= Persephone Papadopoulou =

Cypriot feminist and educator

Persephone Papadopoulou (Περσεφόνη Παπαδοπούλου) (Paphos, 1888— Patras, 1948), was a Cypriot feminist, educator and scholar. She was a pioneering figure in the feminist and women's movement in Cyprus.

== Early life, education and career ==
Persephone was born in 1888 in Paphos, she graduated from the Arsakeio high school in Athens.

With her return to Cyprus she worked as an educator in Famagusta, she was vice-principal of the Senior Girls' School Between 1905-1919 and later as the principal of the Scholarcheio (Σχολαρχείο) in Larnaca. Later she studied philosophy, sociology, psychology and pedagogy at the University of Sorbonne. Upon her return in 1924 she worked at the Didaskaleio Thileon (Διδασκαλείο Θηλέων) in Nicosia. In 1937 she was invited by the Greek government to be the principal of the Arsakeio Lyceum of Patras, a position she held for 12 years, until her death.
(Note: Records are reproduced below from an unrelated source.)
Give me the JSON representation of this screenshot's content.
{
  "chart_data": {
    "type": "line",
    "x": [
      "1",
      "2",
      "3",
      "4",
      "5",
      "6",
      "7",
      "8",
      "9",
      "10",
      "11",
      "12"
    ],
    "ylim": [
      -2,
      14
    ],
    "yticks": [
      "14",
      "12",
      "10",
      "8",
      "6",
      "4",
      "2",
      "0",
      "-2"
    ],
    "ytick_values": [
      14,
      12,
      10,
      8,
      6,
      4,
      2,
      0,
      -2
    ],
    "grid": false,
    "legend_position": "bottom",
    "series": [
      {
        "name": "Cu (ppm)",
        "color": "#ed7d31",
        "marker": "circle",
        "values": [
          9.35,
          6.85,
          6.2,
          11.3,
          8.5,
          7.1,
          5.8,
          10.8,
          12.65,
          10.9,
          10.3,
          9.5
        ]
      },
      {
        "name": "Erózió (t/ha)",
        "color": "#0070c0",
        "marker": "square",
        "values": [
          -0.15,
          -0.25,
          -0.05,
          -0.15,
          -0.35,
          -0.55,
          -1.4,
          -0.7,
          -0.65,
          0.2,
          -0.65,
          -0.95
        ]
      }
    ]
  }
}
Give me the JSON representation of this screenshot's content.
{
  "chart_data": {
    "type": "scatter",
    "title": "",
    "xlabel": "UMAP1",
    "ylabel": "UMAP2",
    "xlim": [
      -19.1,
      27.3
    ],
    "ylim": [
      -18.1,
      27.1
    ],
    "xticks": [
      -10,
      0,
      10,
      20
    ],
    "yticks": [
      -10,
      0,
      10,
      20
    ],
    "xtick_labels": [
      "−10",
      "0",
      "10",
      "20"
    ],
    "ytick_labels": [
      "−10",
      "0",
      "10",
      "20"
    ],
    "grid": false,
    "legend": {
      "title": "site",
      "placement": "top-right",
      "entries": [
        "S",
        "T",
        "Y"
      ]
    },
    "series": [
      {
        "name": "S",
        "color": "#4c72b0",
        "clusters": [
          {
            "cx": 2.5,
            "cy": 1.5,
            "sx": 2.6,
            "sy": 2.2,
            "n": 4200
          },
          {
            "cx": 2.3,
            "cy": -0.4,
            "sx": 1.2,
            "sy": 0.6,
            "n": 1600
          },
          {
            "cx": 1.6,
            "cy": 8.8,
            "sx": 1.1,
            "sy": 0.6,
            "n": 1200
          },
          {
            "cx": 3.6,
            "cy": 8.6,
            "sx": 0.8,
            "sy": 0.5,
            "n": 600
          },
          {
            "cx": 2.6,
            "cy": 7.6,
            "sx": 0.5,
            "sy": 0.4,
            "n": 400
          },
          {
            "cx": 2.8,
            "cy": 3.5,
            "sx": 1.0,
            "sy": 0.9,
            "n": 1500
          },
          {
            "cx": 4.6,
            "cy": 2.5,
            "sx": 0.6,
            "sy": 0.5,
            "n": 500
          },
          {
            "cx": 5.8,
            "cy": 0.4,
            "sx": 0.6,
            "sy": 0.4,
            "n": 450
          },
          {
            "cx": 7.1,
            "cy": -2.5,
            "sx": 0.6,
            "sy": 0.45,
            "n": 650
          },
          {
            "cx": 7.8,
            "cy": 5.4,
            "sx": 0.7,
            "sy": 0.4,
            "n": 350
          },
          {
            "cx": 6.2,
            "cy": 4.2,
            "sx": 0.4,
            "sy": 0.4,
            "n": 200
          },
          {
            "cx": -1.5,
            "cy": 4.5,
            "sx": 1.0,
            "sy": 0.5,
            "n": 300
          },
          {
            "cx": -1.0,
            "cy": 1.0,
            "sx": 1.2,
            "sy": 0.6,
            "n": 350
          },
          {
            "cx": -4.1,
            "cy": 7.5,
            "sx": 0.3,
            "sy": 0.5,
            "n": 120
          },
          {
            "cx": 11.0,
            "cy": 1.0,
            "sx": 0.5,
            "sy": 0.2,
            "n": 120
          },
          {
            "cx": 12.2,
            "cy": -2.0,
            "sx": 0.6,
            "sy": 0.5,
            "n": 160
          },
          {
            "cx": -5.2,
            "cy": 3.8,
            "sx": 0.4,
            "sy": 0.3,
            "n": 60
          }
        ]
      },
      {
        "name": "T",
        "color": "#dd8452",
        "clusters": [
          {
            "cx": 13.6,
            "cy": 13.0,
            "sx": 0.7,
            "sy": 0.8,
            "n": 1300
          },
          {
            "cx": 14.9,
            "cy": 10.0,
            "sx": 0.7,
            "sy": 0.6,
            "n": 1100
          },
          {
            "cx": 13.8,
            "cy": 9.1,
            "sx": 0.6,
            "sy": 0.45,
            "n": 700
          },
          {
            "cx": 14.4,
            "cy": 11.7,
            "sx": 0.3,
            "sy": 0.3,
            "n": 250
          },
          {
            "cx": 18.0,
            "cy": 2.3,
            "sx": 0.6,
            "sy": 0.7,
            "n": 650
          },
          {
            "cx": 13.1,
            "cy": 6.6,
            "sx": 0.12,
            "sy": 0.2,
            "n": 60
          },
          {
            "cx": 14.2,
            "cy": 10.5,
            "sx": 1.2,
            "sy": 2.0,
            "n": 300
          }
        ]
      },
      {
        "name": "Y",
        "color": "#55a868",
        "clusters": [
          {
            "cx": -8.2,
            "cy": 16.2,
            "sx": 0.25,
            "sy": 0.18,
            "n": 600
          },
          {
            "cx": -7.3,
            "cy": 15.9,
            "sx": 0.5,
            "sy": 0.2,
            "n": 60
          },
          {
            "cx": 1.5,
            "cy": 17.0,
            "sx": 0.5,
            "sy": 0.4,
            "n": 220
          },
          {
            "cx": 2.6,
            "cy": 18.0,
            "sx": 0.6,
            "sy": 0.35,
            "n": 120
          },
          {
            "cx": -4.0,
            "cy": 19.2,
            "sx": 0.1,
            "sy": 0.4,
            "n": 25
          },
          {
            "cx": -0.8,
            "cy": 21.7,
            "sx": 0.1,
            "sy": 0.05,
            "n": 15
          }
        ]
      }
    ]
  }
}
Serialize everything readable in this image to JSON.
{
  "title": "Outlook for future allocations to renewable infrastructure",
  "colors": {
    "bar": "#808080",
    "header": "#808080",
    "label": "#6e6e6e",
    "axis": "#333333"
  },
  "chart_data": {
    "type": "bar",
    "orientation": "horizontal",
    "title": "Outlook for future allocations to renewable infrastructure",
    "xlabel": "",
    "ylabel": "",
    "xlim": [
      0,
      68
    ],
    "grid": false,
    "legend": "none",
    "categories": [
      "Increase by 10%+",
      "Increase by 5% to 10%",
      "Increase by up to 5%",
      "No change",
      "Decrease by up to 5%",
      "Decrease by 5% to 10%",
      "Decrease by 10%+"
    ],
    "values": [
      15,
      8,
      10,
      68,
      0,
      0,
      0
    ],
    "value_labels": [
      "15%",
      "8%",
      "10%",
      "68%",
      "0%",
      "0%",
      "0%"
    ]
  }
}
She belonged to the minority of Cypriot elite women who were educated abroad in a time period when there was not yet a university in Cyprus. She founded and managed the feminist periodical Εστιάδες (Estiades) (1913-1915). It was the first feminist newspaper in Cyprus, and held an international standard, informing women of the international women's movement at the time. It was a pioneering publication in a time period when Cyprus did not yet have any organized women's movement. However, the short period of feminist debate did not result in any organised women's movement in Cyprus, since the level of education was so low in Cyprus - many women still being illiterate - that the periodical was not able to reach more than a small circle of educated elite women (no women's movement was to organize in Cyprus until the mid 20th-century).

== Legacy ==
In 2015 she was commemorated by a stamp from the Cyprus post.

== Publications ==
- Ἐκπαιδευτικόν ὑπόμνημα. Ἡ ἐν Ἑλλάδι μεταρρυθμιστική κίνησις καί τά κυριώτερα προβλήματα τοῦ Κυπριακοῦ σχολείου (1930).
- Πίνακες μαθητικῆς ὠχρότητος καί καχεξίας (1931).
- Ἡ φιλοσοφία τοῦ Μπερξόν (1939).

== Publications about Persephone ==

- Φιλεκπαιδευτική Εταιρεία Αρσάκειον Πατρών (1950). Περσεφόνη Παπαδοπούλου. Γενική Διευθύντρια των σχολείων 1935-1948. Πάτραι: Εκδοτικός οίκος Χαρ. Καγιάφα.